A customer’s program reserves a large chunk of address space (
MEM_RESERVE) and commits memory into it as necessary (
MEM_COMMIT). They received crash reports that indicated that the commit was failing, which leads to the program reporting a fatal error. Unfortunately, in between the failed
VirtualAlloc and the code that generated the fatal error, the error code set by
VirtualAlloc was lost. (The customer sheepishly acknowledged that this was due to “poor code”.)
The customer wanted to know what situations could result in the failure to commit memory that had previous been successfully reserved.
The obvious reason is that you are out of memory. The system will satisfy commit either from physical memory or from the page file.¹ The page file will not extend indefinitely, so you will eventually run out of memory if you keep committing.
A less obvious reason is that the process may be running inside a job that has a commit limit.
Once the customer knew what to look for, they were able to verify that the program running into the problem was indeed running inside a job. Furthermore, the job memory limit was set to 155MB, which is low for the type of work the program normally performs.
Mystery solved. Of course, the next mystery is why the program is running in a job with a low commit limit, but the customer at least knew what direction to proceed next.

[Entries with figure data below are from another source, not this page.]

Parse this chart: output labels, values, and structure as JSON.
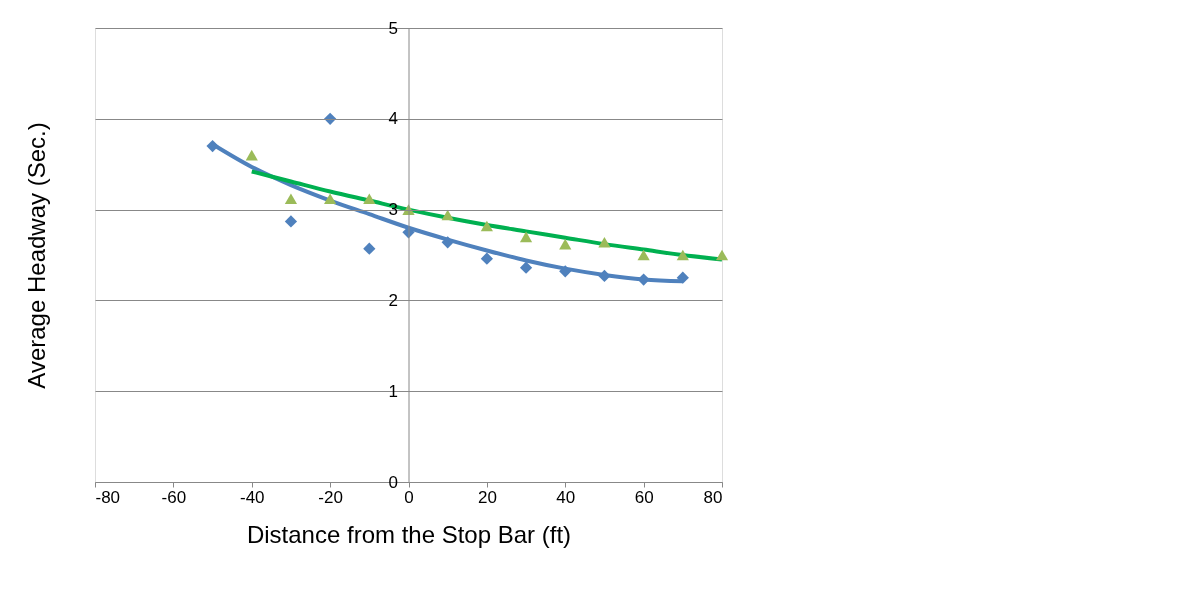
{
  "chart_data": {
    "type": "scatter",
    "xlabel": "Distance from the Stop Bar (ft)",
    "ylabel": "Average Headway (Sec.)",
    "xlim": [
      -80,
      80
    ],
    "xticks": [
      -80,
      -60,
      -40,
      -20,
      0,
      20,
      40,
      60,
      80
    ],
    "ylim": [
      0,
      5
    ],
    "yticks": [
      0,
      1,
      2,
      3,
      4,
      5
    ],
    "grid": "y",
    "series": [
      {
        "type": "line",
        "marker": "none",
        "color": "#4f81bd",
        "x": [
          -50,
          -40,
          -30,
          -20,
          -10,
          0,
          10,
          20,
          30,
          40,
          50,
          60,
          70
        ],
        "values": [
          3.72,
          3.47,
          3.27,
          3.1,
          2.95,
          2.8,
          2.67,
          2.55,
          2.44,
          2.35,
          2.28,
          2.23,
          2.21
        ]
      },
      {
        "type": "line",
        "marker": "none",
        "color": "#00b050",
        "x": [
          -40,
          -30,
          -20,
          -10,
          0,
          10,
          20,
          30,
          40,
          50,
          60,
          70,
          80
        ],
        "values": [
          3.42,
          3.31,
          3.2,
          3.1,
          3.0,
          2.91,
          2.83,
          2.76,
          2.69,
          2.62,
          2.56,
          2.5,
          2.45
        ]
      },
      {
        "marker": "diamond",
        "color": "#4f81bd",
        "x": [
          -50,
          -30,
          -20,
          -10,
          0,
          10,
          20,
          30,
          40,
          50,
          60,
          70
        ],
        "values": [
          3.7,
          2.87,
          4.0,
          2.57,
          2.75,
          2.64,
          2.46,
          2.36,
          2.32,
          2.27,
          2.23,
          2.25
        ]
      },
      {
        "marker": "triangle",
        "color": "#9bbb59",
        "x": [
          -40,
          -30,
          -20,
          -10,
          0,
          10,
          20,
          30,
          40,
          50,
          60,
          70,
          80
        ],
        "values": [
          3.6,
          3.12,
          3.12,
          3.12,
          3.0,
          2.94,
          2.82,
          2.7,
          2.62,
          2.64,
          2.5,
          2.5,
          2.5
        ]
      }
    ]
  }
}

¹ It’s not quite that way. The system does not assign a physical page or a page file page to you when you commit.² The system merely does enough bookkeeping to ensure that if you write data to the pages that you committed, then the system will have a place to hold this data and produce it upon demand. That place might be physical memory, or it might be the page file, but the system doesn’t know at commit time which it will be (and it may end up being both at different times).

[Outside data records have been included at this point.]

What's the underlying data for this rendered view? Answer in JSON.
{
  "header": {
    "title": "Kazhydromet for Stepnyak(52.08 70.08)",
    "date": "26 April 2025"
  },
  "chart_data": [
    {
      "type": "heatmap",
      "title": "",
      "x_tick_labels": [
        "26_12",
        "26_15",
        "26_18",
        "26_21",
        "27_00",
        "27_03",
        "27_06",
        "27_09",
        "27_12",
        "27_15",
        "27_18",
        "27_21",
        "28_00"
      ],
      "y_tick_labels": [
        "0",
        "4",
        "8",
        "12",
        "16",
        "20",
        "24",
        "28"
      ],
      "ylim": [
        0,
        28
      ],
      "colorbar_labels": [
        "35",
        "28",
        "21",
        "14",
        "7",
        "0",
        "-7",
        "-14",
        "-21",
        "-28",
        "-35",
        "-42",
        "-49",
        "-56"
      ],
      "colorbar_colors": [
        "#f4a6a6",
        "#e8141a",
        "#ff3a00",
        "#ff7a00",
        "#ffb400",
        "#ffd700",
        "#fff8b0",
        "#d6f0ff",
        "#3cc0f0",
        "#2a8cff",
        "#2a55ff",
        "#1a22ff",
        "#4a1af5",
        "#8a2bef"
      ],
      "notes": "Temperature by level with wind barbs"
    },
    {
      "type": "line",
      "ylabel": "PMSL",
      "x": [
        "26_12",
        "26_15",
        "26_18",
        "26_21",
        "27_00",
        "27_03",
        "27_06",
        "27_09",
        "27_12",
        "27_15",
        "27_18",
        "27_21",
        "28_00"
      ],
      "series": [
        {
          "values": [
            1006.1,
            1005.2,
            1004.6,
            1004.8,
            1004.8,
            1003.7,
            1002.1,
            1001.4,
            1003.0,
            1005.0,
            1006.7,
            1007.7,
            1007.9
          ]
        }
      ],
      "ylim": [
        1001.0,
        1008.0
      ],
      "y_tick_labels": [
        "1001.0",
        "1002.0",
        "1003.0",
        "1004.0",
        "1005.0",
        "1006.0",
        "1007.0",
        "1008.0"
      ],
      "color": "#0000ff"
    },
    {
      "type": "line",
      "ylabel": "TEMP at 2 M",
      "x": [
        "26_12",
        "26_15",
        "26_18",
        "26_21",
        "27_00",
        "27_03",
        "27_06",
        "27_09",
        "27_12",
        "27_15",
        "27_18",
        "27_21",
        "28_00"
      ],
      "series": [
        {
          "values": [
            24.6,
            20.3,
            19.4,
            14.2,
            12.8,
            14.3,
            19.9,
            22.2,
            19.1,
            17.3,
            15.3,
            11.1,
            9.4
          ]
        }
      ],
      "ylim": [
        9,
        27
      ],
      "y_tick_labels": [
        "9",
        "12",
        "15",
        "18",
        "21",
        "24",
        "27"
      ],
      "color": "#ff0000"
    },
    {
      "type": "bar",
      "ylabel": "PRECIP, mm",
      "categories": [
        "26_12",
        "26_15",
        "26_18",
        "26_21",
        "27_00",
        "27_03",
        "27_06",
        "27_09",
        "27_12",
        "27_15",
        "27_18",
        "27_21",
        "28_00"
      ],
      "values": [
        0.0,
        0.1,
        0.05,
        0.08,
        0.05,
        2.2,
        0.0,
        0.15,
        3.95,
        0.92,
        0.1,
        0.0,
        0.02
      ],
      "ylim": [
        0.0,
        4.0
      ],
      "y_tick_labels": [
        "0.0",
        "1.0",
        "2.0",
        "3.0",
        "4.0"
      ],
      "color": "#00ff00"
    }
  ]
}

² This delay-assignment of committed pages means that reserving address space and then committing it as needed doesn’t save you any physical memory. The commit doesn’t require physical memory. The physical memory doesn’t get assigned until you try to access the memory. All you’re saving is system commit, which is just a number (although as noted in the previous footnote, the number does have a maximum value). Unless you are doing this to save large amounts of memory (dozens of megabytes or more), committing on demand is usually not worth the effort.